I could perhaps state my thesis that strong coherence is anti-natural more succinctly as:
Decision making in intelligent systems is best described as "executing computations/cognition that historically correlated with higher performance on the objective function a system was selected for performance on".
[This generalises the shard theory account of value formation from reinforcement learning to arbitrary constructive optimisation processes.]

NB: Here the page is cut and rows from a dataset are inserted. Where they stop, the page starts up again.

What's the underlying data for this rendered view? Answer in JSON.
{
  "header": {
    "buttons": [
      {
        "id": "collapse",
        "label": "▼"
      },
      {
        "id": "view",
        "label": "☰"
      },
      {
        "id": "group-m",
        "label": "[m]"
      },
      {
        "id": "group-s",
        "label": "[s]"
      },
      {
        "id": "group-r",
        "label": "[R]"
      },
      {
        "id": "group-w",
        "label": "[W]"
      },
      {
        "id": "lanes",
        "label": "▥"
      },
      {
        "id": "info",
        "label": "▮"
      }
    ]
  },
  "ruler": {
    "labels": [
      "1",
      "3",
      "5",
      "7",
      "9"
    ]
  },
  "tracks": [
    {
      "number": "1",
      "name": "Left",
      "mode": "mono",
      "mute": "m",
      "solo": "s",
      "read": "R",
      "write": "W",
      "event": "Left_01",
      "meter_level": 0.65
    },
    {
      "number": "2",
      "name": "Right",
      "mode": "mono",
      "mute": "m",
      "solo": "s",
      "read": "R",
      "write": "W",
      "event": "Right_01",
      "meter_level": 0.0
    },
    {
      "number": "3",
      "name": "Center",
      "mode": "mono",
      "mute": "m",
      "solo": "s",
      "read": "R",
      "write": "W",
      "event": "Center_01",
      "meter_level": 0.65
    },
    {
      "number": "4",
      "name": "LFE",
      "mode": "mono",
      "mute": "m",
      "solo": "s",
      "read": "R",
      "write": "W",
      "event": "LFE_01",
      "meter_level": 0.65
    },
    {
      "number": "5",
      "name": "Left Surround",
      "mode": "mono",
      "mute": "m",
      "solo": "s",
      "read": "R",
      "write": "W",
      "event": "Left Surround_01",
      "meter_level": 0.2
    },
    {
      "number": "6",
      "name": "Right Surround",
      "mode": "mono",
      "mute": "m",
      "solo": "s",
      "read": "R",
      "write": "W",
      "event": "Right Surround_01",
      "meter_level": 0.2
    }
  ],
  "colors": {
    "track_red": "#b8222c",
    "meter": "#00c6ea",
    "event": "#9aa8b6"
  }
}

It is of an importantly different type from the "immutable terminal goals"/"expected utility maximisation" I earlier identified with strong coherence.
^{^}
I'm given the impression that the assumption of strong coherence is still implicit in some current AI safety failure modes [e.g. it underpins deceptive alignment^[8]].)
^{^}
Is "mode collapse" in RLHF'ed models an example of increased coherence?
^{^}
I do think that my disagreements with e.g. deceptive alignment/expected utility maximisation is not simply a failure of understanding, but I am very much an ML noob, so there can still be things I just don't know. My opinions re: coherence of intelligent systems would probably be different in a significant way by this time next year.
^{^}
I mention mammals because I'm more familiar with them, not necessarily because only mammals display these values.
^{^}
In addition to the other prerequisites listed in the "Deceptive Alignment" post, deceptive alignment also seems to require a mesa-optimiser so coherent that it would be especially resistant to modifications to its mesa-objective. That is it requires very strong levels of goal content integrity.
I think that updating against strong coherence would require rethinking the staples of (traditional) alignment orthodoxy:
* Orthogonality
* Basic AI drives
* Instrumental convergence (see^[2])
This is not to say that they are necessarily no longer relevant in systems that aren't strongly coherent, but that to the extent they manifest at all, they manifest in (potentially very) different ways than originally conceived when conditioned on systems with immutable terminal goals.